Cultures gather wise sayings as a kind of advice shortcut: learn this truth to avoid mistakes—or this error is one you’re likely to make now. The problem is, a lot of our maxims are out-dated. They deal with horses. How many families own a horse now? The examples in our proverbs have become remote, so they no longer function as the shortcut to wisdom that they were intended to be. What’s needed is an update. We’ll start with “Either fish or cut bait.”

Another version of this is “Either *** or get off the pot”—eeew, gross. Let’s forget about the second version and just look at the one that can be used in general circumstances. Sure, there are a lot of people who fish for fun, but in terms of a percentage of the general population, not many.  The axiom doesn’t have any immediacy. What does is the image of driving. We have all been going along normally on a double lane highway needing to get past the slower lane when someone decides to tool along in the passing lane. We’re blocked. Desperate, we try to go around on the right, and the slow one pulls up just enough to keep us blocked. While nothing justifies road rage, this habit certainly tempts it. Drivers shouldn’t hang out in the fast lane; they should either pass or pull in.
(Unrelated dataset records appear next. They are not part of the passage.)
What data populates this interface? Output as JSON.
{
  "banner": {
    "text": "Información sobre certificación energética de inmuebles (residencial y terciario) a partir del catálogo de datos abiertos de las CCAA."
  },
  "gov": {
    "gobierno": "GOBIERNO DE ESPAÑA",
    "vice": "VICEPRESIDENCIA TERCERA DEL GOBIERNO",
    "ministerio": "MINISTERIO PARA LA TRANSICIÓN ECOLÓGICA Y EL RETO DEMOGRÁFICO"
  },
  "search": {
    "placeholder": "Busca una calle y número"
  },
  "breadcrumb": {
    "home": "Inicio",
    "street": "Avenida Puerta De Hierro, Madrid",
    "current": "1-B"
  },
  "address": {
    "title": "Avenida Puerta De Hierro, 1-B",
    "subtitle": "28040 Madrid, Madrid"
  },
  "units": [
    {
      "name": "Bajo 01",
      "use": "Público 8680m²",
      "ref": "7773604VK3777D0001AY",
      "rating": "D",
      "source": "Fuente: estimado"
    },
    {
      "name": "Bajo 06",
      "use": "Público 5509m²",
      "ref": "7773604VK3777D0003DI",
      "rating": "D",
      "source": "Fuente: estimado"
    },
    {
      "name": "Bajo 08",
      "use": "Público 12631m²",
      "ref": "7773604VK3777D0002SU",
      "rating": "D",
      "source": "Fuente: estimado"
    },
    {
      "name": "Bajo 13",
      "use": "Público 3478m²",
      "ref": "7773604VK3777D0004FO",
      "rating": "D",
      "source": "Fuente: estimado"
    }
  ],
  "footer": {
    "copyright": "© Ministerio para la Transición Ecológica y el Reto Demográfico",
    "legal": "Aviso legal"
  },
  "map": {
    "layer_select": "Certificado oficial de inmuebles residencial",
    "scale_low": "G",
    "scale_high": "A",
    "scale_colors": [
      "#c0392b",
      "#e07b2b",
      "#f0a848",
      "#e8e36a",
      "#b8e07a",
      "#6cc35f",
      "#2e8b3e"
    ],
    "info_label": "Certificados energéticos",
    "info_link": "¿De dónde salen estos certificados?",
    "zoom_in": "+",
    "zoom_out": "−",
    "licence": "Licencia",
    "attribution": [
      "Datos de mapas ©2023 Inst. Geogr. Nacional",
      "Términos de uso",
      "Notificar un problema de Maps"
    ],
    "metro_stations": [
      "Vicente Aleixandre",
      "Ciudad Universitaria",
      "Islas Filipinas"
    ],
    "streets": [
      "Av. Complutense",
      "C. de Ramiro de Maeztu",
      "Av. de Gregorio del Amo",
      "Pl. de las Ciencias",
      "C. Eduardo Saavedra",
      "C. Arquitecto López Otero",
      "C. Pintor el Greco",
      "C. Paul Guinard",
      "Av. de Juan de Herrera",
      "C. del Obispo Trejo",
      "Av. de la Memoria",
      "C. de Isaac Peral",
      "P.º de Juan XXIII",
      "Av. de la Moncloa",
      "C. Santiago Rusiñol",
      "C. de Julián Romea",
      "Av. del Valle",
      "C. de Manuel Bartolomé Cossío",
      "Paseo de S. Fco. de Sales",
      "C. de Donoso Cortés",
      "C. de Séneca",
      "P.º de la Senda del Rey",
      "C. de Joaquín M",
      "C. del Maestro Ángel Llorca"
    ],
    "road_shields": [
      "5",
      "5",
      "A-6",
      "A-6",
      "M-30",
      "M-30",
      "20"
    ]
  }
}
The new adage: Don’t dawdle in the fast lane.

Another update needed is for “That’s putting the cart before the horse.” Even fewer people hitch horses to carts than those who ride horses, but we’ve seen enough cars and trailers to know that pushing a trailer with a car would be clumsy and clearly impractical. So, pointing out that things are being done backward should deal with cars and trailers.

The new adage: That’s hitching the trailer in front.

Then there’s “Beating a dead horse.” (A lot of them deal with horses—like “Locking the barn door after the horse has been stolen.”)

Getting away from horses, we have, That’s Water Under the Bridge.”  – Yesterday’s  sunlight might do for that one. Another is “Throwing the Baby out with the bath water.”

And we can't forget, “At the End of the Day or, after all is said and done, in the final analysis.